Sea por tabú, timidez o desinformación, las inseguridades que sentimos al hablar sobre sexualidad repercuten de forma directa en nuestra calidad de vida.

Por eso (y con la excusa de celebrarse mañana el Día Mundial de la Salud Sexual) siempre viene bien enfatizar la importancia de las consultas médicas y el autoconocimiento corporal.

“A diferencia de con otras patologías, la gente suele relegar las disfunciones sexuales al ámbito de las malas experiencias en la cama. O justificarlas desde lo emocional, como ocurre con la anorgasmia, la falta de lubricación o la carencia de deseo. Lo riesgoso es que pequeñas molestias pueden volverse la punta del iceberg de problemas complejos”, comenta la sexóloga Maira Lencina.

En su consultorio, las dudas íntimas más frecuentes se relacionan con el uso de métodos anticonceptivos y las reacciones físicas ante los estímulos. “Desde jóvenes absorbemos una educación indirecta de la pornografía. Entonces, al momento del coito las comparaciones sobre los gritos, la cantidad de secreciones y la duración de las erecciones abundan y abruman a las parejas”, agrega Lencina.

Ganas de...ir al baño

Quitando el foco de la habitación y sus deleites o desventuras, otro de los asuntos que cohíbe es la incontinencia urinaria. Según las estadísticas mundiales, unas 400 millones de personas (entre los 30 y los 51 años) la padecen.

Sin embargo, estos “desbordes” no son una enfermedad en sí misma, sino un síntoma de que algo anda mal con nuestro piso pélvico. Es decir, el conjunto de músculos y de ligamentos que sostiene los órganos de la vejiga, la uretra, los genitales, el recto y el ano.

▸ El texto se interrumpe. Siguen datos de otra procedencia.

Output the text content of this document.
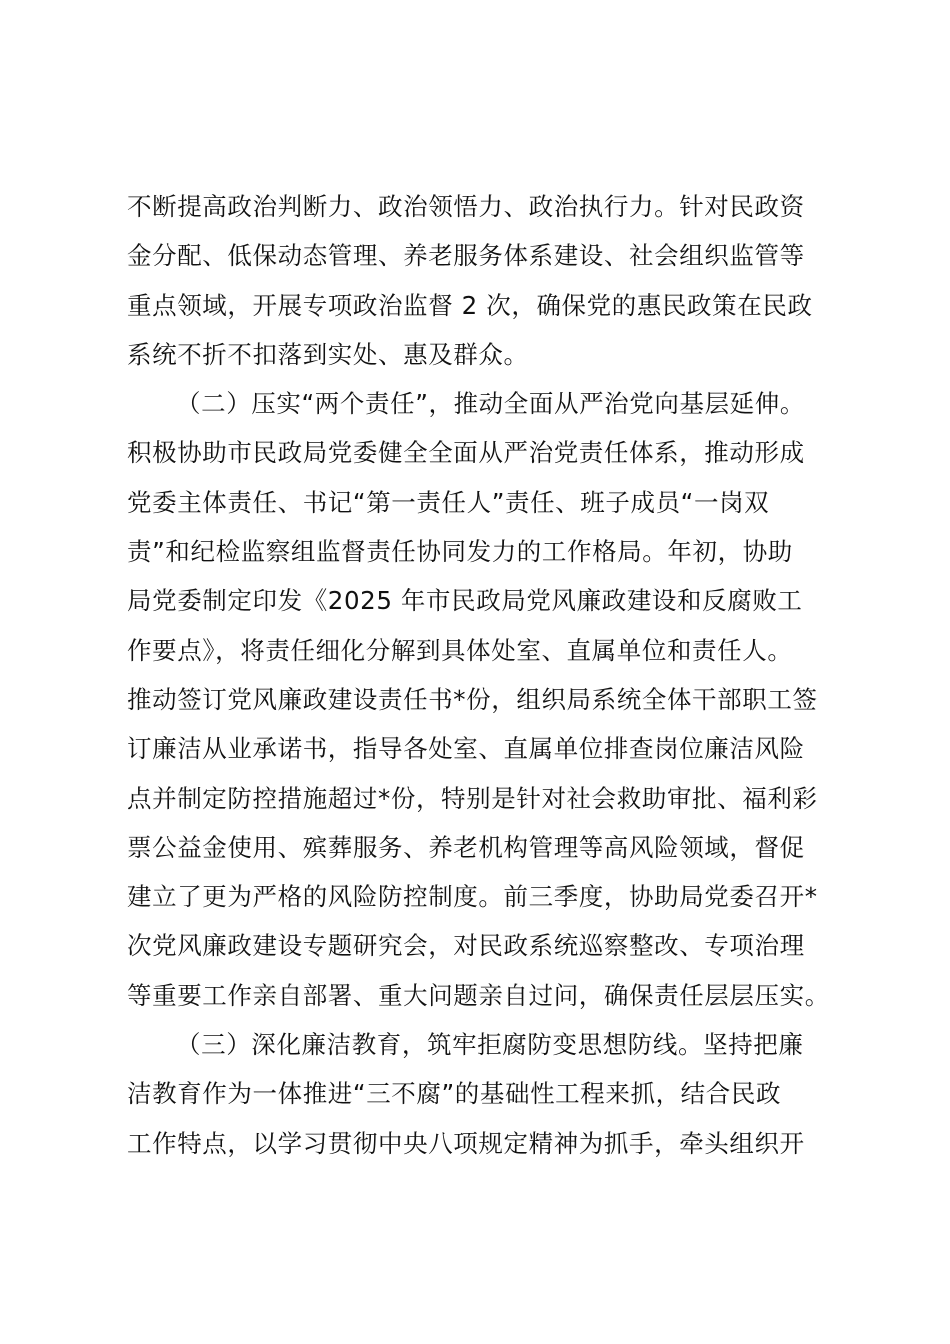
不断提高政治判断力、政治领悟力、政治执行力。针对民政资
金分配、低保动态管理、养老服务体系建设、社会组织监管等
重点领域，开展专项政治监督 2 次，确保党的惠民政策在民政
系统不折不扣落到实处、惠及群众。
（二）压实“两个责任”，推动全面从严治党向基层延伸。
积极协助市民政局党委健全全面从严治党责任体系，推动形成
党委主体责任、书记“第一责任人”责任、班子成员“一岗双
责”和纪检监察组监督责任协同发力的工作格局。年初，协助
局党委制定印发《2025 年市民政局党风廉政建设和反腐败工
作要点》，将责任细化分解到具体处室、直属单位和责任人。
推动签订党风廉政建设责任书*份，组织局系统全体干部职工签
订廉洁从业承诺书，指导各处室、直属单位排查岗位廉洁风险
点并制定防控措施超过*份，特别是针对社会救助审批、福利彩
票公益金使用、殡葬服务、养老机构管理等高风险领域，督促
建立了更为严格的风险防控制度。前三季度，协助局党委召开*
次党风廉政建设专题研究会，对民政系统巡察整改、专项治理
等重要工作亲自部署、重大问题亲自过问，确保责任层层压实。
（三）深化廉洁教育，筑牢拒腐防变思想防线。坚持把廉
洁教育作为一体推进“三不腐”的基础性工程来抓，结合民政
工作特点，以学习贯彻中央八项规定精神为抓手，牵头组织开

“Entre las causas frecuentes de incontinencia está el embarazo (por los cambios hormonales y el peso del feto), el parto y la histerectomía. También, suele ocurrir en la menopausia ya que los estrógenos (hormona responsable de la firmeza de los tejidos) disminuyen”, explica el urólogo Carlos Zain.

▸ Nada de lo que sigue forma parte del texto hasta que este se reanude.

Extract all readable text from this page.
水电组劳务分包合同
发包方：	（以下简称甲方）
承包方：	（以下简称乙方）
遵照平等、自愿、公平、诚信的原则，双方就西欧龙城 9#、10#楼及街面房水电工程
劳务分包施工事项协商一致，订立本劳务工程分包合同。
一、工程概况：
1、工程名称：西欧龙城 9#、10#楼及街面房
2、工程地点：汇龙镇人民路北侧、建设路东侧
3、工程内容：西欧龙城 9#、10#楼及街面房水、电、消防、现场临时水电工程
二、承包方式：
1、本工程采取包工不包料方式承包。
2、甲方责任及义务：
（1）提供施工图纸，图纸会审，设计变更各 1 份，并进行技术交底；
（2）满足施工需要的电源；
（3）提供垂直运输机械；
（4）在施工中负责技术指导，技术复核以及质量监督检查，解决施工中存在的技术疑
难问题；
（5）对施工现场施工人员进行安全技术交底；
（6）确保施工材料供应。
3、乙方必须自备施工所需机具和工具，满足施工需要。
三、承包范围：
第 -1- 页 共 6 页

Sin darle importancia a las señales o por considerarlo normal, hay pacientes que parchan la situación con apósitos o protectores diarios perfumados. Un camino rápido que, a su vez, puede acabar en infecciones.

En cambio -de quererse- existen tratamientos idóneos para recuperar el tono y la fuerza del periné. Entre ellos está la gimnasia abdominal hipopresiva.

“Los ejercicios son posturales y respiratorios y lo que hacen es disminuir la presión interna a nivel torácico abdominal y pélvico. Estas técnicas hipopresivas se utilizan desde los '80 en Europa para prevenir disfunciones uroginecológicas y rehabilitar a las mujeres en el postparto”, explica la kinesióloga Lucía Marcoccia.

De ser una incontinencia urinaria grave, la recomendación es la cirugía. “Entre las técnicas está la colocación de una malla de polipropileno (sin tensión) por la vía intravaginal. Es un procedimiento sencillo, con corta estancia hospitalaria y un bajo índice de complicaciones”, acota Zain.

Cambios

Para vivenciar una salud sexual plena no basta con ejercer el “oficio”. Además, debemos disfrutarlo.

“Hay quienes para no ofender a su amante, aguantan la dispareunia (dolor en la penetración) y el vaginismo. O aceptan prácticas eróticas que en realidad les disgustan. Tenemos que avanzar de la vergüenza a la búsqueda de tratamientos porque hasta los sextoys pueden ser terapéuticos”, destaca Lencina.

El único énfasis es evitar los “remedios milagrosos” que prometan mejorar la excitación.

“Hay tendencias de cuidado sexual y personal que son una verdadera ruptura de estereotipos. Por ejemplo, las mujeres tienen mayor conciencia sobre los ciclos naturales de fertilidad y la evolución de la menstruación. Igual que con la maternidad y las opciones de parto respetado, porteo y crianzas alternativas”, resume la ginecóloga Graciela Lobo.